The recent battle over licensing, compulsory or otherwise, of HIV/AIDS drugs between Brazil, the United States and pharmaeutical companies seems to be coming to a head. The US and companies are not happy, concerned that a "large" economy such as Brazil will gain unjustified benefit from patents; NGOs are not happy because they see Brazil as failing to act to impose compulsory licences as the negotiations are not leading anywhere.

A test of the apparent balances in TRIPS and subsequent instruments. IP doesn't seem to be working right, competition law might not be being allowed to try to work and human rights to life, health and dignity seem to be losing out to other rights. Some not quite right... Excellent overview provided by CPTECH.

Wednesday, June 01, 2005

WTO came to Edinburgh

To get us ready for the G8, there was an influx of international lawyers to Edinburgh last week, to the International Law Association conference organised by the law school here. The topic was Regional Trade Agreements and the World Trade Organization.

While apparently rather dry, this was a very interesting event, considering issues relevant to our project: such can there be a challenge to the validity of an agreement requiring TRIPS PLUS IP protection, and no compulsory licences or parallel importing (excellent paper by Professor Abbott)? And even if it can be done (it would seem not that clear) what are the prospects of, say, least developed countries actually taking on the might of the largest countries?

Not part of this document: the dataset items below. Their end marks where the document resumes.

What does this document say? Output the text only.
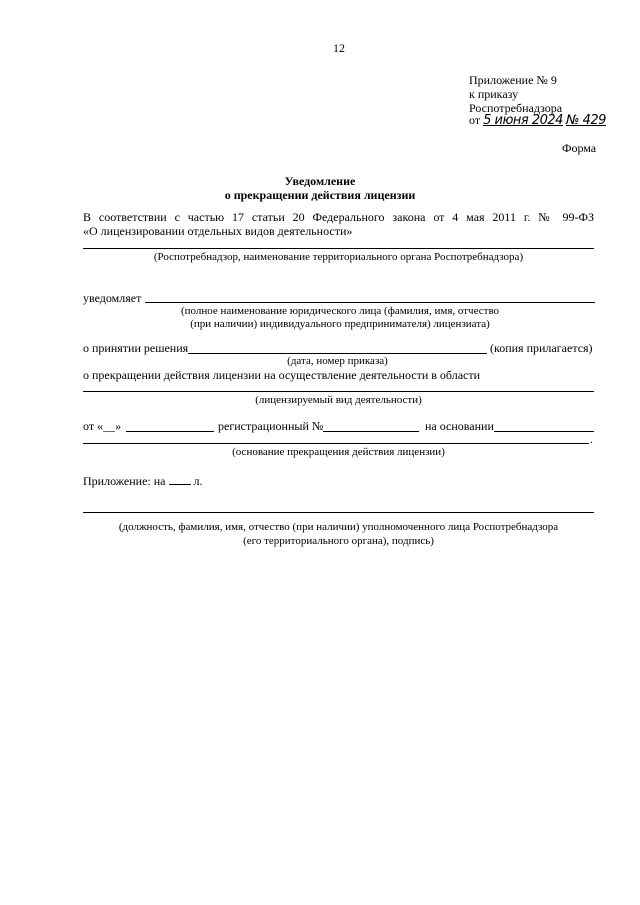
12
Приложение № 9
к приказу
Роспотребнадзора
от 5 июня 2024 № 429
Форма
Уведомление
о прекращении действия лицензии
В соответствии с частью 17 статьи 20 Федерального закона от 4 мая 2011 г. № 99-ФЗ
«О лицензировании отдельных видов деятельности»
(Роспотребнадзор, наименование территориального органа Роспотребнадзора)
уведомляет
(полное наименование юридического лица (фамилия, имя, отчество
(при наличии) индивидуального предпринимателя) лицензиата)
о принятии решения	(копия прилагается)
(дата, номер приказа)
о прекращении действия лицензии на осуществление деятельности в области
(лицензируемый вид деятельности)
от «__»	регистрационный №	на основании
.
(основание прекращения действия лицензии)
Приложение: на л.
(должность, фамилия, имя, отчество (при наличии) уполномоченного лица Роспотребнадзора
(его территориального органа), подпись)
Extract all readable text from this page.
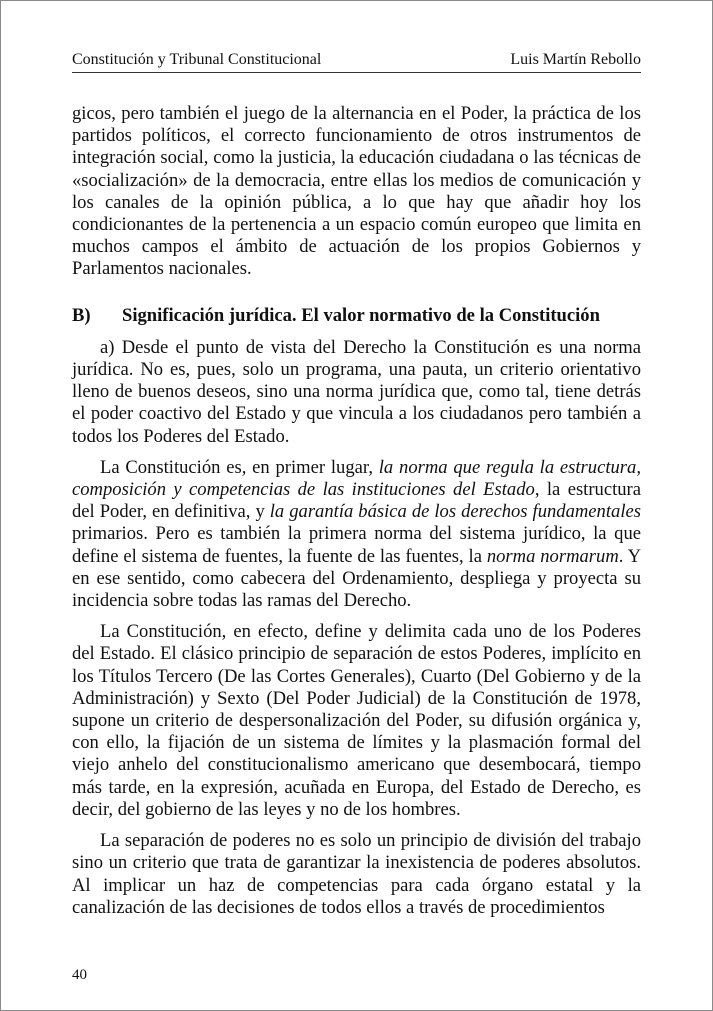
Constitución y Tribunal Constitucional	Luis Martín Rebollo

gicos, pero también el juego de la alternancia en el Poder, la práctica de los partidos políticos, el correcto funcionamiento de otros instrumentos de integración social, como la justicia, la educación ciudadana o las técnicas de «socialización» de la democracia, entre ellas los medios de comunicación y los canales de la opinión pública, a lo que hay que añadir hoy los condicionantes de la pertenencia a un espacio común europeo que limita en muchos campos el ámbito de actuación de los propios Gobiernos y Parlamentos nacionales.

B)	Significación jurídica. El valor normativo de la Constitución

a) Desde el punto de vista del Derecho la Constitución es una norma jurídica. No es, pues, solo un programa, una pauta, un criterio orientativo lleno de buenos deseos, sino una norma jurídica que, como tal, tiene detrás el poder coactivo del Estado y que vincula a los ciudadanos pero también a todos los Poderes del Estado.

La Constitución es, en primer lugar, la norma que regula la estructura, composición y competencias de las instituciones del Estado, la estructura del Poder, en definitiva, y la garantía básica de los derechos fundamentales primarios. Pero es también la primera norma del sistema jurídico, la que define el sistema de fuentes, la fuente de las fuentes, la norma normarum. Y en ese sentido, como cabecera del Ordenamiento, despliega y proyecta su incidencia sobre todas las ramas del Derecho.

La Constitución, en efecto, define y delimita cada uno de los Poderes del Estado. El clásico principio de separación de estos Poderes, implícito en los Títulos Tercero (De las Cortes Generales), Cuarto (Del Gobierno y de la Administración) y Sexto (Del Poder Judicial) de la Constitución de 1978, supone un criterio de despersonalización del Poder, su difusión orgánica y, con ello, la fijación de un sistema de límites y la plasmación formal del viejo anhelo del constitucionalismo americano que desembocará, tiempo más tarde, en la expresión, acuñada en Europa, del Estado de Derecho, es decir, del gobierno de las leyes y no de los hombres.

La separación de poderes no es solo un principio de división del trabajo sino un criterio que trata de garantizar la inexistencia de poderes absolutos. Al implicar un haz de competencias para cada órgano estatal y la canalización de las decisiones de todos ellos a través de procedimientos

40
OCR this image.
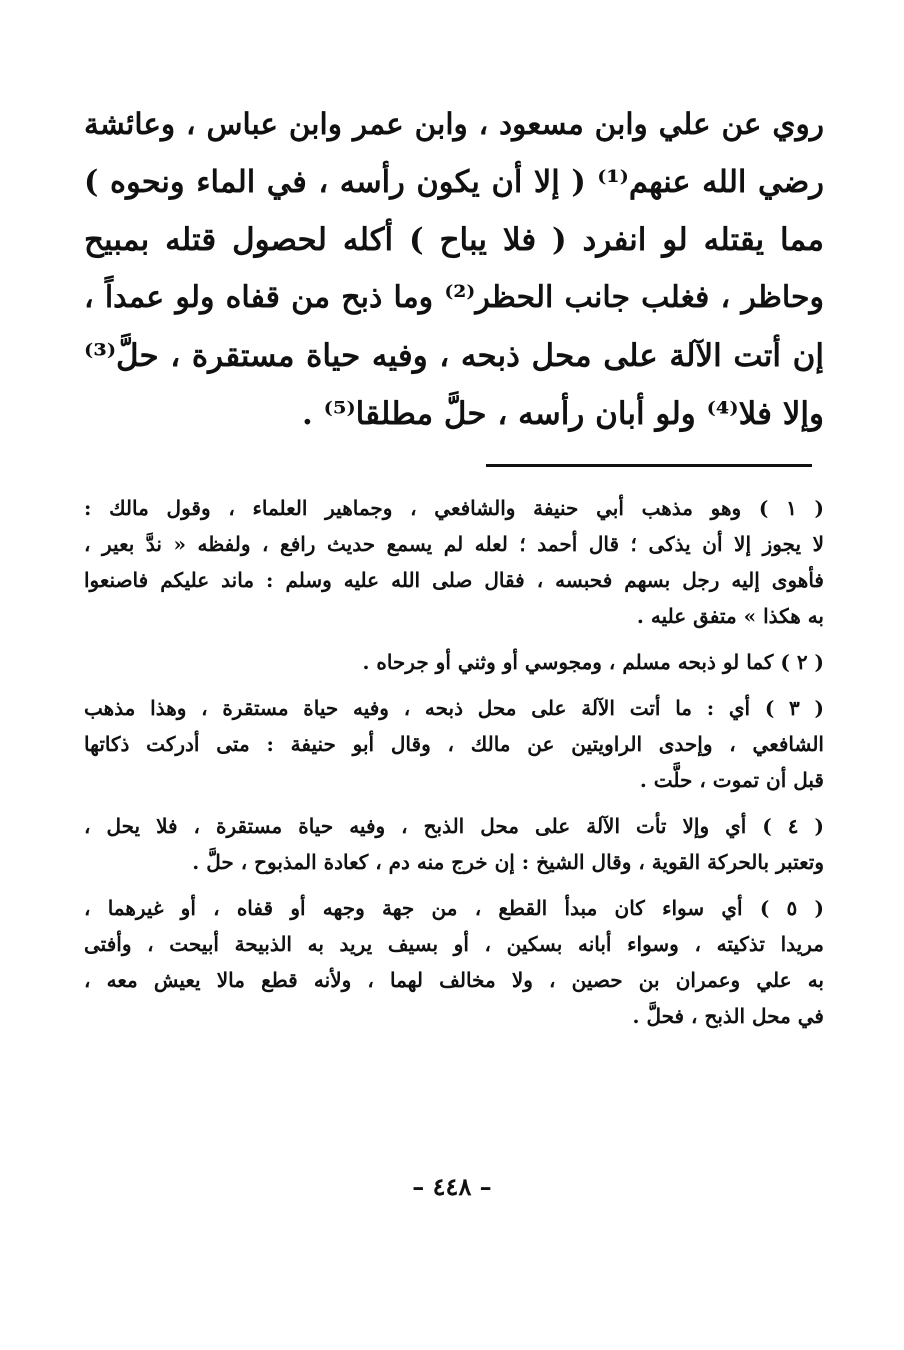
روي عن علي وابن مسعود ، وابن عمر وابن عباس ، وعائشة
رضي الله عنهم⁽¹⁾ ( إلا أن يكون رأسه ، في الماء ونحوه )
مما يقتله لو انفرد ( فلا يباح ) أكله لحصول قتله بمبيح
وحاظر ، فغلب جانب الحظر⁽²⁾ وما ذبح من قفاه ولو عمداً ،
إن أتت الآلة على محل ذبحه ، وفيه حياة مستقرة ، حلَّ⁽³⁾
وإلا فلا⁽⁴⁾ ولو أبان رأسه ، حلَّ مطلقا⁽⁵⁾ .
( ١ ) وهو مذهب أبي حنيفة والشافعي ، وجماهير العلماء ، وقول مالك :
لا يجوز إلا أن يذكى ؛ قال أحمد ؛ لعله لم يسمع حديث رافع ، ولفظه « ندَّ بعير ،
فأهوى إليه رجل بسهم فحبسه ، فقال صلى الله عليه وسلم : ماند عليكم فاصنعوا
به هكذا » متفق عليه .
( ٢ ) كما لو ذبحه مسلم ، ومجوسي أو وثني أو جرحاه .
( ٣ ) أي : ما أتت الآلة على محل ذبحه ، وفيه حياة مستقرة ، وهذا مذهب
الشافعي ، وإحدى الراويتين عن مالك ، وقال أبو حنيفة : متى أدركت ذكاتها
قبل أن تموت ، حلَّت .
( ٤ ) أي وإلا تأت الآلة على محل الذبح ، وفيه حياة مستقرة ، فلا يحل ،
وتعتبر بالحركة القوية ، وقال الشيخ : إن خرج منه دم ، كعادة المذبوح ، حلَّ .
( ٥ ) أي سواء كان مبدأ القطع ، من جهة وجهه أو قفاه ، أو غيرهما ،
مريدا تذكيته ، وسواء أبانه بسكين ، أو بسيف يريد به الذبيحة أبيحت ، وأفتى
به علي وعمران بن حصين ، ولا مخالف لهما ، ولأنه قطع مالا يعيش معه ،
في محل الذبح ، فحلَّ .
– ٤٤٨ –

Perhaps most interesting, however, was the fact that IP was only really considered around the borders of the event - a salutory reminder both of the existence of other areas of concern, and the need to raise awareness and stimulate debate, so that important practical issues raised by IP are considered in the wider legal framework.

WIPO online forum

Intriguing possibilies raised by the opening today of WIPO's online forum on IP in the Information Society. The forum will be open for 2 weeks. WIPO provides background papers, and is seeking comments, on a range of issues relevant to our own project:

the role of IP in the information society;the relationship between IP, freedom of expression and creativity; the links between IP, the public domain and systems of open access to information; the links between IP, education and research; the responsibilities of IP owners and any need for additional limits on their rights; the role of IP in respect of the Millennium Goals; who actually makes IP law and policy; the impact of IP on new business models; and (close to my heart from former life) the challenges of enforcement of IP.


The results will form part of WIPO's submission to the WSIS Summit in Tunis. I think this could be really exciting - but will there be a broad and balanced debate, as does seem at least contemplated by the issues raised and tone of the questions, or will temperatures rise?